Sonderheft 8, Oktober 2007
Im vergangen April ging kolik.film ins Kino. Nicht, dass wir dergleichen nicht auch sonst tun würden. Diesmal allerdings war der Anlass feierlicher: Auf Einladung von Birgit Kohler wurde die Zeitschrift im Berliner Arsenal mit einer eigenen Filmreihe präsentiert. In sieben Programmen, die jeweils für eine Ausgabe standen und thematische und ästhetische Schwerpunkte der bisherigen Hefte rekapitulierten. Und mit wortkräftiger Unterstützung der zahlreich in Berlin ansässigen Autorinnen und Autoren.

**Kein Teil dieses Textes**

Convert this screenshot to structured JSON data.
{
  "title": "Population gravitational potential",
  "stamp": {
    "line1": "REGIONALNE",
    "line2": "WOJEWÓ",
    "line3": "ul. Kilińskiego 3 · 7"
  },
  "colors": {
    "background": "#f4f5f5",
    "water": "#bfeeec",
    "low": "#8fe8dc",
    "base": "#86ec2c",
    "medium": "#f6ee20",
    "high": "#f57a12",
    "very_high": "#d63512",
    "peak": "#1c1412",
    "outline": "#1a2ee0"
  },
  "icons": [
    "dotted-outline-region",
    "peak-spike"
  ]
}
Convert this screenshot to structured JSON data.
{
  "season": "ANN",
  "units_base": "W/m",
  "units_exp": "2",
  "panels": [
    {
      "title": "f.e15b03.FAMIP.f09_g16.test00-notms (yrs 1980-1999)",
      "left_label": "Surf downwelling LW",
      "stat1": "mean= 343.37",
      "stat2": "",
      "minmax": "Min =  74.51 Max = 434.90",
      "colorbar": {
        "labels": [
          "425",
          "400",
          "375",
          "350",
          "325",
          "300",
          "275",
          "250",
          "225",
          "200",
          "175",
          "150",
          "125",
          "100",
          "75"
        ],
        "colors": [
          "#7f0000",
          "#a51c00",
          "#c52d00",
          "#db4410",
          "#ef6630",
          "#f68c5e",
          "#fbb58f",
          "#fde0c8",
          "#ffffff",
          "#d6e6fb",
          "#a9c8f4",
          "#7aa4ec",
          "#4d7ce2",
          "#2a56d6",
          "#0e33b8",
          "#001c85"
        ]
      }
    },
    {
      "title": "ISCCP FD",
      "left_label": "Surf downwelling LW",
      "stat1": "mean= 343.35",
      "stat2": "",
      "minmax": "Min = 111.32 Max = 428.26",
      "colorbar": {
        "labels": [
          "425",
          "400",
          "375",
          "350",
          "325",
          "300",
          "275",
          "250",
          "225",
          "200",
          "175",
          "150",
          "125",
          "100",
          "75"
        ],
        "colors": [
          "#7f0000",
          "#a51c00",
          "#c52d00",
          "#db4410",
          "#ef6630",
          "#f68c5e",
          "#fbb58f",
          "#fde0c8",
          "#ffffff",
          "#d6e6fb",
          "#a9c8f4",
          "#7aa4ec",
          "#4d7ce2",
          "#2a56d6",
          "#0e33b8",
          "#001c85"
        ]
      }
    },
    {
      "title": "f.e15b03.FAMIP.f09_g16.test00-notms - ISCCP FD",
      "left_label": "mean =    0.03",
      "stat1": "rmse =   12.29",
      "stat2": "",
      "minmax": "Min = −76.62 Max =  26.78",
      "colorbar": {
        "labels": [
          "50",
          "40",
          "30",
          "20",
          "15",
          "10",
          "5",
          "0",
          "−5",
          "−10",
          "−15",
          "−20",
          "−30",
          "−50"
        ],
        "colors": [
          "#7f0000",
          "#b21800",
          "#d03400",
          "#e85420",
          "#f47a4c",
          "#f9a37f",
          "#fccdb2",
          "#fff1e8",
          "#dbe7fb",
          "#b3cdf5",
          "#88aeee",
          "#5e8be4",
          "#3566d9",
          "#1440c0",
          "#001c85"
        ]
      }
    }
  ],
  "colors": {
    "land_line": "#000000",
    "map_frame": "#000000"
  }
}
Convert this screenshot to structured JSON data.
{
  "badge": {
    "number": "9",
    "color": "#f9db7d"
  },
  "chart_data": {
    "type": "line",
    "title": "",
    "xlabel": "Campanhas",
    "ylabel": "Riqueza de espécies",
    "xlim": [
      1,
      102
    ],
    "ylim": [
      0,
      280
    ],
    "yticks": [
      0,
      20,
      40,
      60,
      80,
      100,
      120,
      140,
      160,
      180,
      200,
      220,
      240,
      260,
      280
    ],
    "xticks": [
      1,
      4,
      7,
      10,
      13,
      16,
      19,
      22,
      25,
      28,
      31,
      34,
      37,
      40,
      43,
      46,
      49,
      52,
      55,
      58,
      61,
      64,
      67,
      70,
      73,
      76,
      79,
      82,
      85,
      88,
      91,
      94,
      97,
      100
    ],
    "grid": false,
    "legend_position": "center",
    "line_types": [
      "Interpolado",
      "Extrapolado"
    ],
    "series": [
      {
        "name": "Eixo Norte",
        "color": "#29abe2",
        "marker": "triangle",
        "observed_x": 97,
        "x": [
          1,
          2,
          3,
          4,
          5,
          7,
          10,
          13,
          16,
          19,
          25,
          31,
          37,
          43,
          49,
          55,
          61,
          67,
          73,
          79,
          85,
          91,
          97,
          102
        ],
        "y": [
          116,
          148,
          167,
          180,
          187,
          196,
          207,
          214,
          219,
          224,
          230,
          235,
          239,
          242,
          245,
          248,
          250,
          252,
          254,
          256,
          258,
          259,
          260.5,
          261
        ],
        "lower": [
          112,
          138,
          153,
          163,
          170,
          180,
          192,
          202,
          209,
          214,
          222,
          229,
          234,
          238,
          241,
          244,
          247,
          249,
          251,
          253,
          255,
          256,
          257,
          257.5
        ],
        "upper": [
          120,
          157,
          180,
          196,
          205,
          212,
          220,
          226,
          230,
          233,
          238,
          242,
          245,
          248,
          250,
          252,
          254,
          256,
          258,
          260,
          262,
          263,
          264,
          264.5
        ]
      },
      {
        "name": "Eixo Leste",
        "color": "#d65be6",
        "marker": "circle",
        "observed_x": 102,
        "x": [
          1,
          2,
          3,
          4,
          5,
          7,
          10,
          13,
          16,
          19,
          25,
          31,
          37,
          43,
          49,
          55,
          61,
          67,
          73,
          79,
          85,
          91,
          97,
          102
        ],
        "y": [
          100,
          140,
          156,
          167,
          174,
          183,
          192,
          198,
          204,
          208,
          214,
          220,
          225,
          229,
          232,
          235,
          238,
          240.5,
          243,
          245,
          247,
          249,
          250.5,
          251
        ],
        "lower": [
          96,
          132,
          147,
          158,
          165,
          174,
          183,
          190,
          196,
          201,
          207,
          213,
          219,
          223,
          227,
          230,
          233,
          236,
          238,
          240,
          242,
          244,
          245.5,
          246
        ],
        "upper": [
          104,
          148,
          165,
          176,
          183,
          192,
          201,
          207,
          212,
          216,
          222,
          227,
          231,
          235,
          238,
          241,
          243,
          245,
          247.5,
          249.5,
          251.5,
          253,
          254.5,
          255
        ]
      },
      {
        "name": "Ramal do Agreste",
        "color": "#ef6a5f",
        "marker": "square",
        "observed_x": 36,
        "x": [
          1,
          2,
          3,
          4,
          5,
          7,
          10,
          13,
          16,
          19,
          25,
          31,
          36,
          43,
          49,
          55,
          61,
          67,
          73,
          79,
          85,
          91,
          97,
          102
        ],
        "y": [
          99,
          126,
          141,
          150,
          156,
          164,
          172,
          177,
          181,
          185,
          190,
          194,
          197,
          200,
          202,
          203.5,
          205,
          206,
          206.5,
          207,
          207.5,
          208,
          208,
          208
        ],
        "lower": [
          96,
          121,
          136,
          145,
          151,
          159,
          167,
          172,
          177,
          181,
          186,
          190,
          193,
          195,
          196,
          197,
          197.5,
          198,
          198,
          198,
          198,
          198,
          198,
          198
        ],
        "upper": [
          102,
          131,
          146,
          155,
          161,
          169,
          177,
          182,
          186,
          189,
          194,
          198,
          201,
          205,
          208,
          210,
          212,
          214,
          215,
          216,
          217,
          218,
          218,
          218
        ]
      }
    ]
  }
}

Das Festival – und als nichts anderes empfanden wir die Zeit in Berlin – markierte auch den Schlusspunkt für die Originalbesetzung der kolik.film. Zwei von uns, Michael Pekler und Dieter Pichler, verabschieden sich mit der vorliegenden achten Ausgabe in ihrer Funktion als Redaktionsmitglieder von diesem Projekt. Schön war’s, sagen die verbliebenen wehmütig (und die scheidenden auch). Und damit die Arbeit auch weiterhin Sinn und Spaß macht, werden wir schon im aktuellen Heft durch Dietmar Schwärzler verstärkt.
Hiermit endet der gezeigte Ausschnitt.